La angustia se sentía cortante en las entrañas; en la garganta. Era su hijo. Fuera lo fuera, era su hijo. Mientras sus ojos barrían la calle de forma desesperada tratando de distinguir su silueta adorada, un suave velo cayó de su mente, provocando un oscuro recuerdo.

En un instante, un dolor espantoso recorrió cada molécula de su cuerpo, sintió la mortal atadura de sentirse paralizada sin remedio, y luego, aquella visión: el diablo. Un horripilante demonio de color rojo encendido, enorme y fuerte, que la tenía aprisionada, y la poseía causándole el más atroz de los sufrimientos…

Beatriz sacudió la cabeza tratando de deshacerse de aquella horrible visión. Volvió a ubicar en su cerebro el velo protector que la resguardaba contra la locura. Sintió un ligero mareo; se sostuvo de una columna aledaña para no caer, mientras se repetía a sí misma que nunca pasó.

Nunca pasó. Fue sólo un producto de su terror, de los narcóticos del brujo tramposo, del cuartucho tenebroso donde había caído prisionera. Su hijo, su hermoso hijo, era también hijo de Jorge, su esposo, y eso era todo.

—Estás temblando, —dijo una voz a sus espaldas, causándole un sobresalto y un gritito ahogado. Jorge sonrió con melancolía, cubriéndole los hombros con un chal de lana.

—Disculpa, no te quise asustar, —continuó él suavemente, rodeándola con sus brazos—, deberías bajar ya, te vas a resfriar y ya está bastante tarde.

—No ha de estar tan tarde, si acabo de subir.

—Son las once de la noche, Beatriz. No bajaste ni a merendar.

—¡¿Las once?! ¡No…! Pero si acabo de subir…

Jorge la miró dulcemente durante unos segundos.

—Yo también lo extraño, amor. No te preocupes más, seguro se le ocurrió darse unas vacaciones. Ya sabes como son los muchachos hoy en día…

Beatriz emitió un largo suspiro.

—Voy a ver si la Helenita ya está dormida, —dijo ella, deshaciendo el nudo de los brazos de su marido. Con valentía, se tragó la pelota de lágrimas que tenía en la garganta, bajó las gradas y experimentó la tibieza del piso hogareño como si hubiera sido la primera vez que sentía esa sensación abrigada y dulce. Abrió silenciosamente la puerta de la habitación de su nena. Ella dormía con una paz envidiable. Veló su sueño durante unos segundos, luego cerró la puerta y se dirigió a su dormitorio. Sabía que no podría dormir y que en unos minutos tendría que incorporarse para deambular durante las horas nocturnas, buscando que limpiar. La casa nunca antes había estado tan inmaculada.

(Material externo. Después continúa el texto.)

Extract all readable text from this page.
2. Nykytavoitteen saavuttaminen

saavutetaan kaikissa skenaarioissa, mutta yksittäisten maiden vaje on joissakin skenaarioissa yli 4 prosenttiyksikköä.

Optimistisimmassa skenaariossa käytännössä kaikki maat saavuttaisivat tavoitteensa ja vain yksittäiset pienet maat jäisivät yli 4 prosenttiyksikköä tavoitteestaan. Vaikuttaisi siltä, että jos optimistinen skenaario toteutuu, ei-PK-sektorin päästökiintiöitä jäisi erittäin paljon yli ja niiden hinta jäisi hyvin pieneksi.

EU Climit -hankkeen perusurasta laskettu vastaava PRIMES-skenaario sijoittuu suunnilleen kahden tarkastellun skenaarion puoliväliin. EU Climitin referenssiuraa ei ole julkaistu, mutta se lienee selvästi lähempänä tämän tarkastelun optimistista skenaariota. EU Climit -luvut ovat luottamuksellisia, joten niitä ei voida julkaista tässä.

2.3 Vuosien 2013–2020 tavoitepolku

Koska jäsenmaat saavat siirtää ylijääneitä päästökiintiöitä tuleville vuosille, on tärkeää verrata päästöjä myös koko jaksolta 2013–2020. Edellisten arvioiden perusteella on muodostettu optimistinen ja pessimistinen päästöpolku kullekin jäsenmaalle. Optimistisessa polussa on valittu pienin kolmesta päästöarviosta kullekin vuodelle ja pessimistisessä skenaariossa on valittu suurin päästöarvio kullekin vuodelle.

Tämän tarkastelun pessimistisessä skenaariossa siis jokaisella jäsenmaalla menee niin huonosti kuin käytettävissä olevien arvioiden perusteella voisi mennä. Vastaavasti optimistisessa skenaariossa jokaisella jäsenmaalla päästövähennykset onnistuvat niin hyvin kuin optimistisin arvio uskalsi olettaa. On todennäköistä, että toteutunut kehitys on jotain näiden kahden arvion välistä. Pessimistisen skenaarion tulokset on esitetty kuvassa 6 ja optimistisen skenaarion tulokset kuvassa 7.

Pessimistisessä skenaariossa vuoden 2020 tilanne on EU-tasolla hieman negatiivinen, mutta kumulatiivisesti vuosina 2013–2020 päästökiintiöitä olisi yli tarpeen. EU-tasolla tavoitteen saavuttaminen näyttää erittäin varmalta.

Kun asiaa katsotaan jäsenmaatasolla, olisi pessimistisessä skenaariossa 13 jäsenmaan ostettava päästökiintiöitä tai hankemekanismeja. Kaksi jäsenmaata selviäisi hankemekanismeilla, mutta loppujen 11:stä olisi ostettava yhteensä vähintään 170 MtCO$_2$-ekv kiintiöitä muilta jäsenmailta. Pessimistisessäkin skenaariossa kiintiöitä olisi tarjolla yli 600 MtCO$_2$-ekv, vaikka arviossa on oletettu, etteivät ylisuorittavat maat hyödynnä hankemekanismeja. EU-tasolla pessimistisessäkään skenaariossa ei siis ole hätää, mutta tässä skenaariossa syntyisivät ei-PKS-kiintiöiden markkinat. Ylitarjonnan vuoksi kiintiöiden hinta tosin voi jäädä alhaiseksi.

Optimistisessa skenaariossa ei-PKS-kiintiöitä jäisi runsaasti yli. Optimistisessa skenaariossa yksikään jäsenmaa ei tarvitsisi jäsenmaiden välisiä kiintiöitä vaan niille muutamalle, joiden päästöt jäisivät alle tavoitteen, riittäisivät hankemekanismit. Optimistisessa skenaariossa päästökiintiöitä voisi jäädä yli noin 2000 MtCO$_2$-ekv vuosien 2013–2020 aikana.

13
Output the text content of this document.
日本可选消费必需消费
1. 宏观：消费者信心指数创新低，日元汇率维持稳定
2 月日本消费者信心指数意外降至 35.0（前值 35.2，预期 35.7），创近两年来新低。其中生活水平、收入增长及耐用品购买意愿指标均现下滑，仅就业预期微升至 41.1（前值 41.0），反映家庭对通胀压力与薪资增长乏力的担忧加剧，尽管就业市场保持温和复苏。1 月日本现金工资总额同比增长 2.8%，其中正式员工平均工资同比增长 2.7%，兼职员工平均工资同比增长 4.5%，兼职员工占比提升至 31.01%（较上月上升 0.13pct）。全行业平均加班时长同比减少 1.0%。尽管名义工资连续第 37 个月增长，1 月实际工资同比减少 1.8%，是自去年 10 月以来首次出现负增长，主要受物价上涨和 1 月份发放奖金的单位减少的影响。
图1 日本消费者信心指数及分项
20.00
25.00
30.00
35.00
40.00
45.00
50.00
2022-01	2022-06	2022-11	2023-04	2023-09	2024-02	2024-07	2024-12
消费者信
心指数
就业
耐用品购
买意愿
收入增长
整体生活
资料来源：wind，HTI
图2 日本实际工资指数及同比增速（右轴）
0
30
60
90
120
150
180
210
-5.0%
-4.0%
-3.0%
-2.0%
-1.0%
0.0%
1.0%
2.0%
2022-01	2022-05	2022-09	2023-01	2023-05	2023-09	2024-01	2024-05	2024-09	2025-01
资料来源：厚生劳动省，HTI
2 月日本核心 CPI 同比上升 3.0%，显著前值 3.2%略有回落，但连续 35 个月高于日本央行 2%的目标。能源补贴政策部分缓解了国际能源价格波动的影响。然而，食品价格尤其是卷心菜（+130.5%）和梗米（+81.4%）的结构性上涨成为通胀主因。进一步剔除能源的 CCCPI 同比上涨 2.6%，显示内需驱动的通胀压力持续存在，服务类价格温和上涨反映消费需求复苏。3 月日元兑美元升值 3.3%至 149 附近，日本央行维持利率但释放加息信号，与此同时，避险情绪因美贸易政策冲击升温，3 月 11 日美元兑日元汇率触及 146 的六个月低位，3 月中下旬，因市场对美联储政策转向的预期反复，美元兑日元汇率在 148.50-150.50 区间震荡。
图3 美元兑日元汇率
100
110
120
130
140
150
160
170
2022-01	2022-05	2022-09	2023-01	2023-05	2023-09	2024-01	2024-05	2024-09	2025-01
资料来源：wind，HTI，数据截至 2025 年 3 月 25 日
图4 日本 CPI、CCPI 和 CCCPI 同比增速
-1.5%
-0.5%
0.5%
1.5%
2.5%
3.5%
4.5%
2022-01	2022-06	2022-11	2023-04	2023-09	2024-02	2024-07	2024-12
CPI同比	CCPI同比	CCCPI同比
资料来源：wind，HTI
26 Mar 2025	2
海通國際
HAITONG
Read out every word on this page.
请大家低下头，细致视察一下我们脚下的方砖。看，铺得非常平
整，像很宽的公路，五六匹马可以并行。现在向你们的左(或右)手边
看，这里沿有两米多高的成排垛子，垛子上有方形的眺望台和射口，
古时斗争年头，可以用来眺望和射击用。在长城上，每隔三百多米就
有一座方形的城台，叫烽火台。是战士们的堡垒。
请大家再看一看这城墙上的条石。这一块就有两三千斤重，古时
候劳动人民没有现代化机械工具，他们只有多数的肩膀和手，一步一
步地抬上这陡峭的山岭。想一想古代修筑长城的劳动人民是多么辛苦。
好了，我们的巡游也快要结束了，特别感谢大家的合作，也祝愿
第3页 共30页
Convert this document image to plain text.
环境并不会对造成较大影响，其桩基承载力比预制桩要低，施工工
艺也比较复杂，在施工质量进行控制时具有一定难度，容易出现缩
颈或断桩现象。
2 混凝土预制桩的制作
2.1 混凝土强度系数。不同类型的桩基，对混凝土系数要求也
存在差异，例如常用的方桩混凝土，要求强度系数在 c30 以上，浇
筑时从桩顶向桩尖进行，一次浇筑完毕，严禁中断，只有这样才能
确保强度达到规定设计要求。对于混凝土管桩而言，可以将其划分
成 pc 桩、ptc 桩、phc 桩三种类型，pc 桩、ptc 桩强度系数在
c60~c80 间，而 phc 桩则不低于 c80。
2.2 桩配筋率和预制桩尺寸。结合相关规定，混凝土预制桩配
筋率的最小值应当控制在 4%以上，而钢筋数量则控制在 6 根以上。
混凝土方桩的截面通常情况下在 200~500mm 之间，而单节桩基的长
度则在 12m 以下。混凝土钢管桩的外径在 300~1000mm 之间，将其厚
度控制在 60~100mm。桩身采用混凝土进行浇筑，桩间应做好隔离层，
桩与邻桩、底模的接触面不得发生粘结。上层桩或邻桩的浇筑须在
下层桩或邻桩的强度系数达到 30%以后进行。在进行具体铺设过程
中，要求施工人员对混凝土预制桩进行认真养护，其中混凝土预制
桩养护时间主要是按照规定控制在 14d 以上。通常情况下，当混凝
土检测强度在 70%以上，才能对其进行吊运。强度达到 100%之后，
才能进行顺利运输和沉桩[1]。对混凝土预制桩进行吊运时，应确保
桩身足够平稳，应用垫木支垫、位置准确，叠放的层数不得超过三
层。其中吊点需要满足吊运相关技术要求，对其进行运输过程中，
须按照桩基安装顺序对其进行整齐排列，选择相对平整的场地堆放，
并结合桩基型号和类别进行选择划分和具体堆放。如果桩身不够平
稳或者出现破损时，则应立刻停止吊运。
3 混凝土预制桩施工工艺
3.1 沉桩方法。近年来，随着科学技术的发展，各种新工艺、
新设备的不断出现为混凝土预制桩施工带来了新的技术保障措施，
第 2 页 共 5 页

Apenas la puerta se cerró, Helena abrió los ojos y se incorporó. Había estado vigilando los pensamientos de su madre, y por un momento, casi había vislumbrado su secreto. Pero era una mujer fuerte y su mente era como una caja fuerte. Sabía que algo muy malo le había pasado. Había llegado a captar el dolor, el horror y la repulsión, pero no sabía por qué. Al menos ahora estaba segura. Sí había un gran secreto, y estaba relacionado al nacimiento de Jonathan, su hermano desaparecido.

II

Esteban no sabía si estaba pisando la selva o un sueño. Ni tampoco si habían pasado horas o minutos. Una niebla espesa cubrió el suelo de repente como si se hubieran lanzado a una piscina y caminaran en el fondo. El peso era notable, como alzar un quintal de manos que halaban hacia abajo cada vez que daba un paso y sin embargo; sin sentirse las piernas, como si volara. Lo peor era la forma en que se atrasaba la vista. Trataba de fijar la mirada pero solo lograba sombras desenfocadas y percibía las formas de reojo.

El dolor agudo por las espinas de las ramas que se golpeaban en su rostro y brazos le daban la seguridad de que todavía continuaba en el mundo material, pero pronto, hasta esos leves arañazos le llegaban adormecidos. Escuchaba una voz a lo lejos que lo llamaba, ¿o lo imaginaba?, como un eco somnoliento. Cerró los ojos y sintió un fortísimo movimiento circular que mareaba por lo vertiginoso, como si hubiera caído en un remolino helado. Abrió los ojos tratando de controlar el espantoso mareo y se encontró de frente con una mirada furibunda y tenebrosa, que a él le pareció conocida, pero el vértigo no se había detenido y sólo se dio cuenta de que había estado cayendo cuando sintió el duro golpe en el suelo.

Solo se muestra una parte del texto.